En 2022, 2 346 réactions transfusionnelles ont été analysées. La majorité étaient considérées comme bénignes, notamment des réactions fébriles ou de légères réactions allergiques. Le système d’hémovigilance québécois étant volontaire, les autorités soulignent toutefois qu'une partie des réactions pourrait ne pas être déclarée.
Plusieurs mesures ont contribué à renforcer la sécurité des transfusions. Depuis 2004, les premiers millilitres prélevés lors d’un don sont recueillis dans une poche distincte afin de limiter notamment le risque de contamination bactérienne. Depuis 2005, les produits plaquettaires font également l’objet d’une culture bactérienne systématique, avec des contrôles renforcés au fil des années.

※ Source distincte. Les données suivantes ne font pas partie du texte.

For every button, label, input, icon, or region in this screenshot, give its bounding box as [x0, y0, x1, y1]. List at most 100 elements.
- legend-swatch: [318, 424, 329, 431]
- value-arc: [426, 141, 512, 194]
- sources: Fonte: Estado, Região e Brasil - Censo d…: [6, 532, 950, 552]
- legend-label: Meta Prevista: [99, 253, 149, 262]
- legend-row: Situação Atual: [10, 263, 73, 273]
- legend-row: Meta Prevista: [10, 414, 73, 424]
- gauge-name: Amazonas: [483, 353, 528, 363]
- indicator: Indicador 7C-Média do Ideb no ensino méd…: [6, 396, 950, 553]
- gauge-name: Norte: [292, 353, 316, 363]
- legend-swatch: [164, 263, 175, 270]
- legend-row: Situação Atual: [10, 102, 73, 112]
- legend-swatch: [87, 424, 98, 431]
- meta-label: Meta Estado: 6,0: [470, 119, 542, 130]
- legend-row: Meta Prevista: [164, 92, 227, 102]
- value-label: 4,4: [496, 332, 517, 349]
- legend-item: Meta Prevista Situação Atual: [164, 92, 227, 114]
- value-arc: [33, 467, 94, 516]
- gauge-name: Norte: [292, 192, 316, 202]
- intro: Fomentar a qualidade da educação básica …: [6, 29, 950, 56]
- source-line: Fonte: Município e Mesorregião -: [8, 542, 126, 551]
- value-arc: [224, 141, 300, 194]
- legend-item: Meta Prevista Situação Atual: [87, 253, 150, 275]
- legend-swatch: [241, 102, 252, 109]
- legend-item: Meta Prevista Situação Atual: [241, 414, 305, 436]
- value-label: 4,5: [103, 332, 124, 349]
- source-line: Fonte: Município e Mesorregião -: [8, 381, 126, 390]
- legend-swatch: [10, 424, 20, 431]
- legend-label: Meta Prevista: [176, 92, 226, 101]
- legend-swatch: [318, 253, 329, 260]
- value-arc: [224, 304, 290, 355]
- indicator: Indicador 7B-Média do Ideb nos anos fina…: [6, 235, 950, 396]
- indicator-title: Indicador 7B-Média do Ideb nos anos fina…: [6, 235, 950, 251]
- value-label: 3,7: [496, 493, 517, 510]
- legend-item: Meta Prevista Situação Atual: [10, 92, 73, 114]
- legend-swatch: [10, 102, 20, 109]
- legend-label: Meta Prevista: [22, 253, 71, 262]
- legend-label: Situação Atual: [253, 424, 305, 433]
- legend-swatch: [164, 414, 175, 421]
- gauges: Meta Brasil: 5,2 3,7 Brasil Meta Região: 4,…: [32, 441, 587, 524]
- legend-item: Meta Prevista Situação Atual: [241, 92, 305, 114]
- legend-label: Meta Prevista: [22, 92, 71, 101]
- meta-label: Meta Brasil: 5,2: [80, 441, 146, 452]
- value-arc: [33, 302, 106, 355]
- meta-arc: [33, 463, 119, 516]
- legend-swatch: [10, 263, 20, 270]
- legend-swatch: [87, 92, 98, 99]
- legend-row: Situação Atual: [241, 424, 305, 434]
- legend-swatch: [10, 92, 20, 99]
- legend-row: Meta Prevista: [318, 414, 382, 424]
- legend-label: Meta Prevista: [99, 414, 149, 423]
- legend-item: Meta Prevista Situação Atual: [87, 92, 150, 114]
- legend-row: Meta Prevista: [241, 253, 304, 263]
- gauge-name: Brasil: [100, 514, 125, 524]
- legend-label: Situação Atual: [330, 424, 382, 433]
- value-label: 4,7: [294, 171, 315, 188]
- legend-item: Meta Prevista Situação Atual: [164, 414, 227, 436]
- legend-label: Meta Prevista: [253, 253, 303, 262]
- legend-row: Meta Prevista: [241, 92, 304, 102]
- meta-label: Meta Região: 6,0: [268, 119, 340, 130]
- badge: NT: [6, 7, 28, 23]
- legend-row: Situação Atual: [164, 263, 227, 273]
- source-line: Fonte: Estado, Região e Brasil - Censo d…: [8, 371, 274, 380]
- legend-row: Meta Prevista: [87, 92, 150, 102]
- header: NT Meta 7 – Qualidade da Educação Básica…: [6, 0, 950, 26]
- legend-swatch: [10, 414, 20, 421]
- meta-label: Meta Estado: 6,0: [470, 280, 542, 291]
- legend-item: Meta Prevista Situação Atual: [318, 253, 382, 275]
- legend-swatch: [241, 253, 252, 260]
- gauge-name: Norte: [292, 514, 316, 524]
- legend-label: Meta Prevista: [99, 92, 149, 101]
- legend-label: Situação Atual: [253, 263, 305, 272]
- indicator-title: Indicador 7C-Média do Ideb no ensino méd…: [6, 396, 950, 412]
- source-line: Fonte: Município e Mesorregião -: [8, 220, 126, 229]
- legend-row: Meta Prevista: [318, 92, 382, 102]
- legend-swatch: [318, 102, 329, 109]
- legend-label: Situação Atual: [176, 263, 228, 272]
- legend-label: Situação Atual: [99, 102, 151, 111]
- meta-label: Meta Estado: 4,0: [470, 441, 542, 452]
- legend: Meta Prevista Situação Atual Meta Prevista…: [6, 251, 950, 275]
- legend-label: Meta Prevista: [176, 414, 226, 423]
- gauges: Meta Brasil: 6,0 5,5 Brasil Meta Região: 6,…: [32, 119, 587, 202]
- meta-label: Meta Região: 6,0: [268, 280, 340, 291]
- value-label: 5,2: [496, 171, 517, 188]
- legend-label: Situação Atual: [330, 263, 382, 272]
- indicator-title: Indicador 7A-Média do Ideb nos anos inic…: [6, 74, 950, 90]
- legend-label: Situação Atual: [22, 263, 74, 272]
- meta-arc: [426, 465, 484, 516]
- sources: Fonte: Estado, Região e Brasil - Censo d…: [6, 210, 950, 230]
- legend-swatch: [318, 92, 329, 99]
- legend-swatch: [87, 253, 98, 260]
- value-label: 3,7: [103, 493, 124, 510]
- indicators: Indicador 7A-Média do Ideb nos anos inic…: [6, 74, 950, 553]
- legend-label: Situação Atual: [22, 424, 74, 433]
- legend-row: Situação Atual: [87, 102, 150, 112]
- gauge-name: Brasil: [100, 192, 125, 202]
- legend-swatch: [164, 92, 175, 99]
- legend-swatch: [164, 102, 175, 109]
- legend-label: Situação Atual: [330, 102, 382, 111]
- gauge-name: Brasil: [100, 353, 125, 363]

Ces dispositifs ont permis de faire fortement reculer certaines complications graves. Le rapport souligne notamment l’absence de cas d’infection bactérienne attribuable avec certitude à une transfusion parmi environ 240 000 doses de plaquettes entre 2016 et 2021. Les incompatibilités entre groupes sanguins ABO ont également diminué, grâce notamment à un meilleur partage des informations entre les banques de sang.
Malgré ces progrès, la vigilance reste indispensable. Les erreurs humaines et les réactions transfusionnelles doivent continuer à être surveillées afin de détecter rapidement tout nouveau risque. Pour les spécialistes, maintenir un système d’hémovigilance performant est essentiel pour continuer à améliorer la sécurité des patients et préserver la confiance dans la transfusion sanguine.